Direct screening of tetracyclines in water and bovine milk using room temperature phosphorescence detection

• Published in: Analytica chimica acta Vol. 589; no. 1; pp. 51 - 58
• Main Authors: Traviesa-Alvarez, J.M., Costa-Fernández, J.M., Pereiro, R., Sanz-Medel, A.
• Format: Journal Article
• Language: English
• Published: Amsterdam Elsevier B.V 18.04.2007; Elsevier
• Subjects: Analysis methods; Analytical chemistry; Animals; Applied sciences; Cattle; Chemistry; Exact sciences and technology; General, instrumentation; Luminescent Measurements; Milk - chemistry; Natural water pollution; Optosensing; Pollution; Reproducibility of Results; Room temperature phosphorescence; Screening; Spectrometric and optical methods; Tetracyclines; Tetracyclines - analysis; Water - chemistry; Water treatment and pollution; ASW, Greater Antilles, Puerto Rico, Phosphorescent; Screening; Optosensing; Tetracyclines; Room temperature phosphorescence; Water; Amberlite; Phosphorescence spectrometry; Optical sensor; Chemical sensor; Chemical enrichment; Tetracycline; Hydrochloric acid; Antibiotic; Sample cell; Sodium; Water pollution; Europium complex; Room temperature; Flow injection; Milk; Methanol
• ISSN: 0003-2670; 1873-4324
• DOI: 10.1016/j.aca.2007.02.063

A fast and simple flow-through optosensor was designed and characterized for the direct screening of four tetracycline (TCC) antibiotics (tetracycline, oxytetracycline, chlortetracycline and doxycycline) in water and bovine milk samples.
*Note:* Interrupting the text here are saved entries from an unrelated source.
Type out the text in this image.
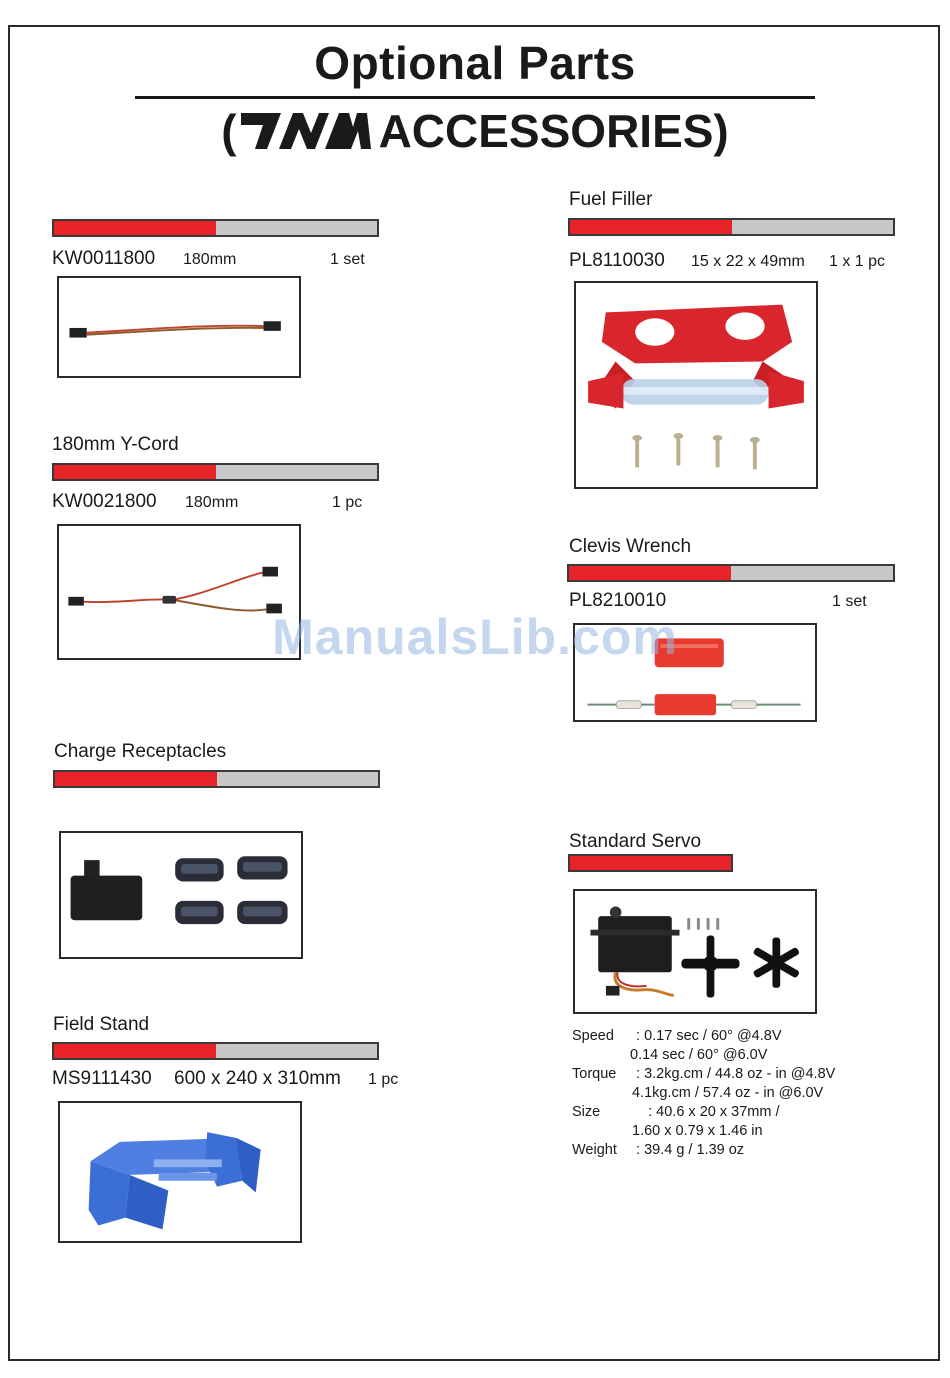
Optional Parts
(	ACCESSORIES)
KW0011800 180mm	1 set
180mm Y-Cord
KW0021800 180mm	1 pc
Charge Receptacles
Field Stand
MS9111430 600 x 240 x 310mm 1 pc
Fuel Filler
PL8110030 15 x 22 x 49mm 1 x 1 pc
Clevis Wrench
PL8210010	1 set
Standard Servo
Speed : 0.17 sec / 60° @4.8V
0.14 sec / 60° @6.0V
Torque : 3.2kg.cm / 44.8 oz - in @4.8V
4.1kg.cm / 57.4 oz - in @6.0V
Size    : 40.6 x 20 x 37mm /
1.60 x 0.79 x 1.46 in
Weight : 39.4 g / 1.39 oz
ManualsLib.com
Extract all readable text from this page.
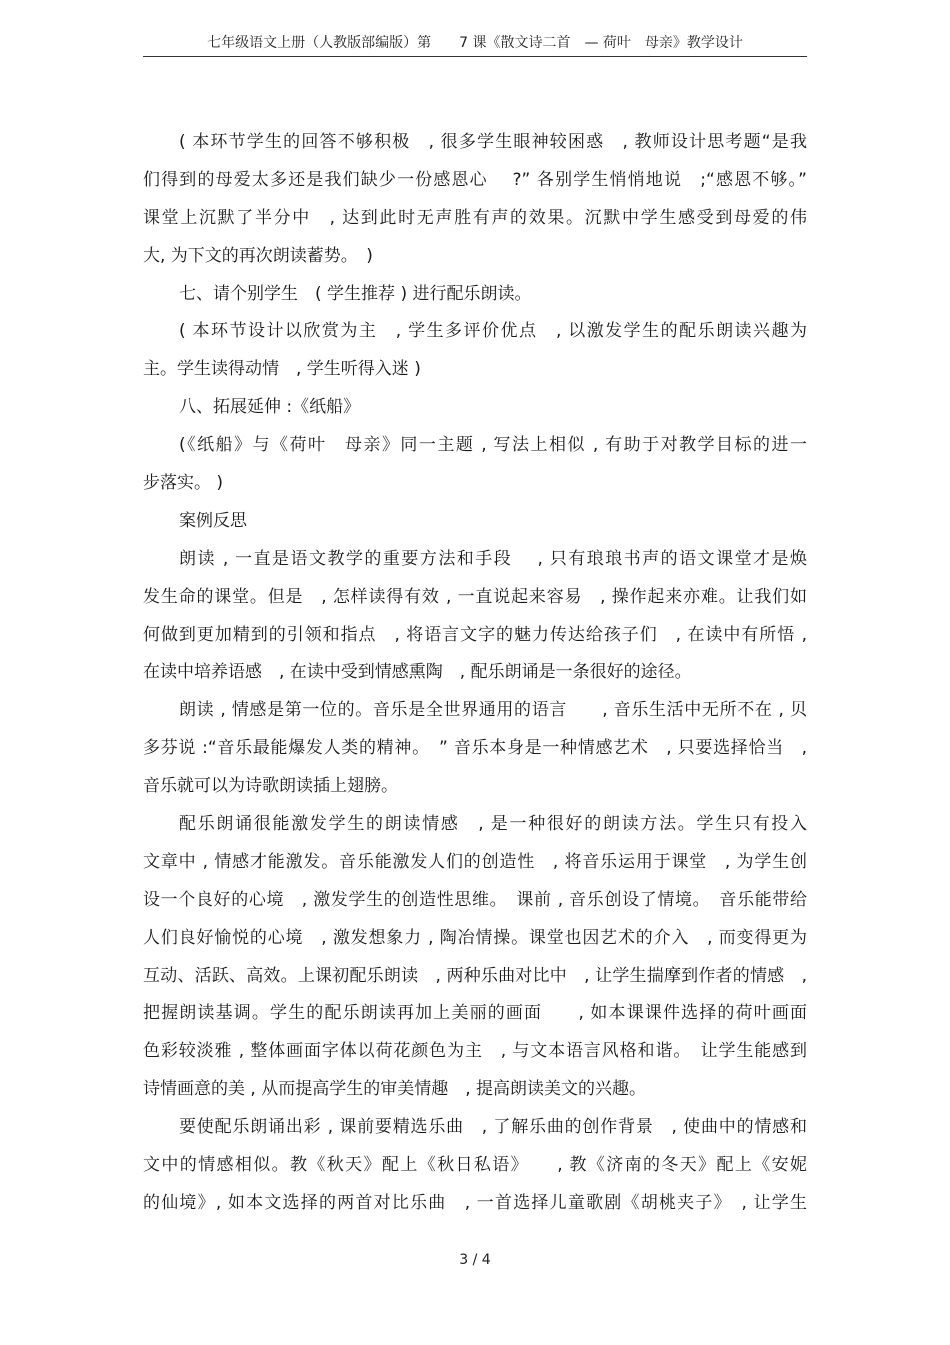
七年级语文上册（人教版部编版）第　　7 课《散文诗二首　— 荷叶　母亲》教学设计
( 本环节学生的回答不够积极　, 很多学生眼神较困惑　, 教师设计思考题“是我
们得到的母爱太多还是我们缺少一份感恩心　 ?” 各别学生悄悄地说　;“感恩不够。”
课堂上沉默了半分中　, 达到此时无声胜有声的效果。沉默中学生感受到母爱的伟
大, 为下文的再次朗读蓄势。　)
七、请个别学生　( 学生推荐 ) 进行配乐朗读。
( 本环节设计以欣赏为主　, 学生多评价优点　, 以激发学生的配乐朗读兴趣为
主。学生读得动情　, 学生听得入迷 )
八、拓展延伸 :《纸船》
(《纸船》与《荷叶　母亲》同一主题 , 写法上相似 , 有助于对教学目标的进一
步落实。 )
案例反思
朗读 , 一直是语文教学的重要方法和手段　 , 只有琅琅书声的语文课堂才是焕
发生命的课堂。但是　, 怎样读得有效 , 一直说起来容易　, 操作起来亦难。让我们如
何做到更加精到的引领和指点　, 将语言文字的魅力传达给孩子们　, 在读中有所悟 ,
在读中培养语感　, 在读中受到情感熏陶　, 配乐朗诵是一条很好的途径。
朗读 , 情感是第一位的。音乐是全世界通用的语言　　, 音乐生活中无所不在 , 贝
多芬说 :“音乐最能爆发人类的精神。　” 音乐本身是一种情感艺术　, 只要选择恰当　,
音乐就可以为诗歌朗读插上翅膀。
配乐朗诵很能激发学生的朗读情感　, 是一种很好的朗读方法。学生只有投入
文章中 , 情感才能激发。音乐能激发人们的创造性　, 将音乐运用于课堂　, 为学生创
设一个良好的心境　, 激发学生的创造性思维。　课前 , 音乐创设了情境。　音乐能带给
人们良好愉悦的心境　, 激发想象力 , 陶冶情操。课堂也因艺术的介入　, 而变得更为
互动、活跃、高效。上课初配乐朗读　, 两种乐曲对比中　, 让学生揣摩到作者的情感　,
把握朗读基调。学生的配乐朗读再加上美丽的画面　　, 如本课课件选择的荷叶画面
色彩较淡雅 , 整体画面字体以荷花颜色为主　, 与文本语言风格和谐。　让学生能感到
诗情画意的美 , 从而提高学生的审美情趣　, 提高朗读美文的兴趣。
要使配乐朗诵出彩 , 课前要精选乐曲　, 了解乐曲的创作背景　, 使曲中的情感和
文中的情感相似。教《秋天》配上《秋日私语》　　, 教《济南的冬天》配上《安妮
的仙境》, 如本文选择的两首对比乐曲　, 一首选择儿童歌剧《胡桃夹子》　, 让学生
3 / 4
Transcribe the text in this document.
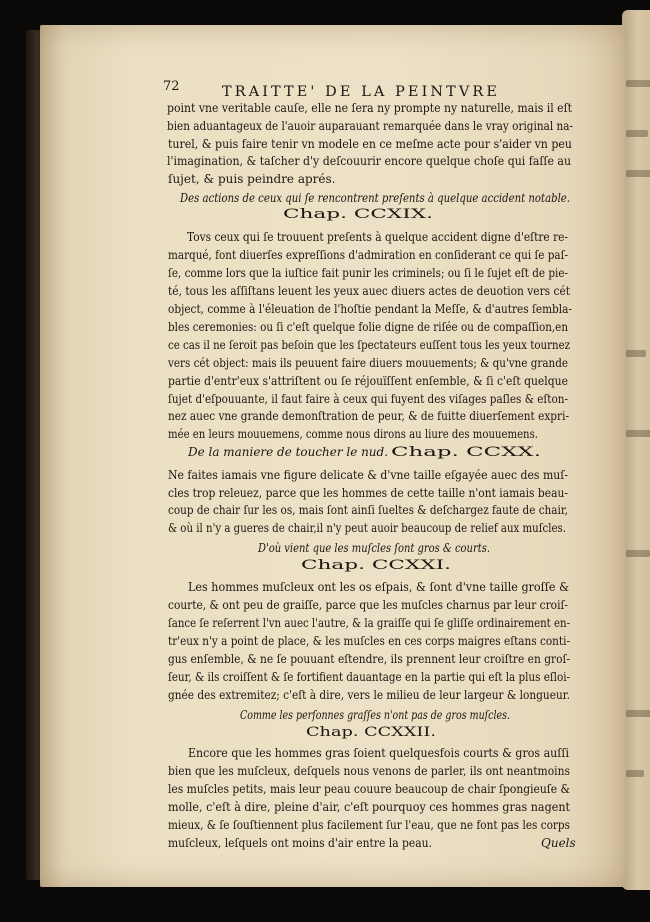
72	TRAITTE' DE LA PEINTVRE
point vne veritable cauſe, elle ne ſera ny prompte ny naturelle, mais il eſt
bien aduantageux de l'auoir auparauant remarquée dans le vray original na-
turel, & puis faire tenir vn modele en ce meſme acte pour s'aider vn peu
l'imagination, & taſcher d'y deſcouurir encore quelque choſe qui faſſe au
ſujet, & puis peindre aprés.
Des actions de ceux qui ſe rencontrent preſents à quelque accident notable.
Chap. CCXIX.
Tovs ceux qui ſe trouuent preſents à quelque accident digne d'eſtre re-
marqué, font diuerſes expreſſions d'admiration en conſiderant ce qui ſe paſ-
ſe, comme lors que la iuſtice fait punir les criminels; ou ſi le ſujet eſt de pie-
té, tous les aſſiſtans leuent les yeux auec diuers actes de deuotion vers cét
object, comme à l'éleuation de l'hoſtie pendant la Meſſe, & d'autres ſembla-
bles ceremonies: ou ſi c'eſt quelque folie digne de riſée ou de compaſſion,en
ce cas il ne ſeroit pas beſoin que les ſpectateurs euſſent tous les yeux tournez
vers cét object: mais ils peuuent faire diuers mouuements; & qu'vne grande
partie d'entr'eux s'attriſtent ou ſe réjouïſſent enſemble, & ſi c'eſt quelque
ſujet d'eſpouuante, il faut faire à ceux qui fuyent des viſages paſles & eſton-
nez auec vne grande demonſtration de peur, & de fuitte diuerſement expri-
mée en leurs mouuemens, comme nous dirons au liure des mouuemens.
De la maniere de toucher le nud. Chap. CCXX.
Ne faites iamais vne figure delicate & d'vne taille eſgayée auec des muſ-
cles trop releuez, parce que les hommes de cette taille n'ont iamais beau-
coup de chair ſur les os, mais ſont ainſi ſueltes & deſchargez faute de chair,
& où il n'y a gueres de chair,il n'y peut auoir beaucoup de relief aux muſcles.
D'où vient que les muſcles ſont gros & courts.
Chap. CCXXI.
Les hommes muſcleux ont les os eſpais, & ſont d'vne taille groſſe &
courte, & ont peu de graiſſe, parce que les muſcles charnus par leur croiſ-
ſance ſe reſerrent l'vn auec l'autre, & la graiſſe qui ſe gliſſe ordinairement en-
tr'eux n'y a point de place, & les muſcles en ces corps maigres eſtans conti-
gus enſemble, & ne ſe pouuant eſtendre, ils prennent leur croiſtre en groſ-
ſeur, & ils croiſſent & ſe fortifient dauantage en la partie qui eſt la plus eſloi-
gnée des extremitez; c'eſt à dire, vers le milieu de leur largeur & longueur.
Comme les perſonnes graſſes n'ont pas de gros muſcles.
Chap. CCXXII.
Encore que les hommes gras ſoient quelquesfois courts & gros auſſi
bien que les muſcleux, deſquels nous venons de parler, ils ont neantmoins
les muſcles petits, mais leur peau couure beaucoup de chair ſpongieuſe &
molle, c'eſt à dire, pleine d'air, c'eſt pourquoy ces hommes gras nagent
mieux, & ſe ſouſtiennent plus facilement ſur l'eau, que ne font pas les corps
muſcleux, leſquels ont moins d'air entre la peau.	Quels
The proposed optosensor provides rapid binary yes/no overall responses, being appropriate for the screening of this family of antibiotics above or below a pre-set concentration threshold. The experimental set-up is based on a flow-injection manifold coupled on-line to a phosphorescence detector. Aliquots of the samples are pretreated with Eu(III) to form room temperature phosphorescent metal chelates and injected in the flow manifold. Those chelates are then on-line retained on a conventional flow-cell (packed with polymeric Amberlite XAD-4 particles) which is placed inside the cell holder of the phosphorimeter. After the emission is registered, the antibiotic–metal complexes are eluted from the packed resin with 1 M HCl (for milk samples a second regeneration step, using methanol, should be performed). A sample throughput of about 20 samples per hour was obtained. Optimum experimental conditions include a pH 9, a Eu(III) concentration of 2 × 10 −4 M and 8 mM sodium sulphite as chemical deoxygenant. The phosphorescence emitted by the europium–TCC complexes was measured at 394 and 617 nm for excitation and emission wavelengths, respectively. The unreliability region, given by the probability of false positives and false negatives, respectively (set at 5% in both cases) was in the range between 0.2 and 11.6 nМ for detection of tetracyclines in water samples (at a cut-off level of 4 nM) and in the range between 165 and 238 nM for detection of tetracyclines in milk (cut-off level fixed at the normative EU level of 200 nM). Finally, the applicability of the proposed screening optosensor was tested for the reliable control of tetracyclines in contaminated and uncontaminated water and milk samples.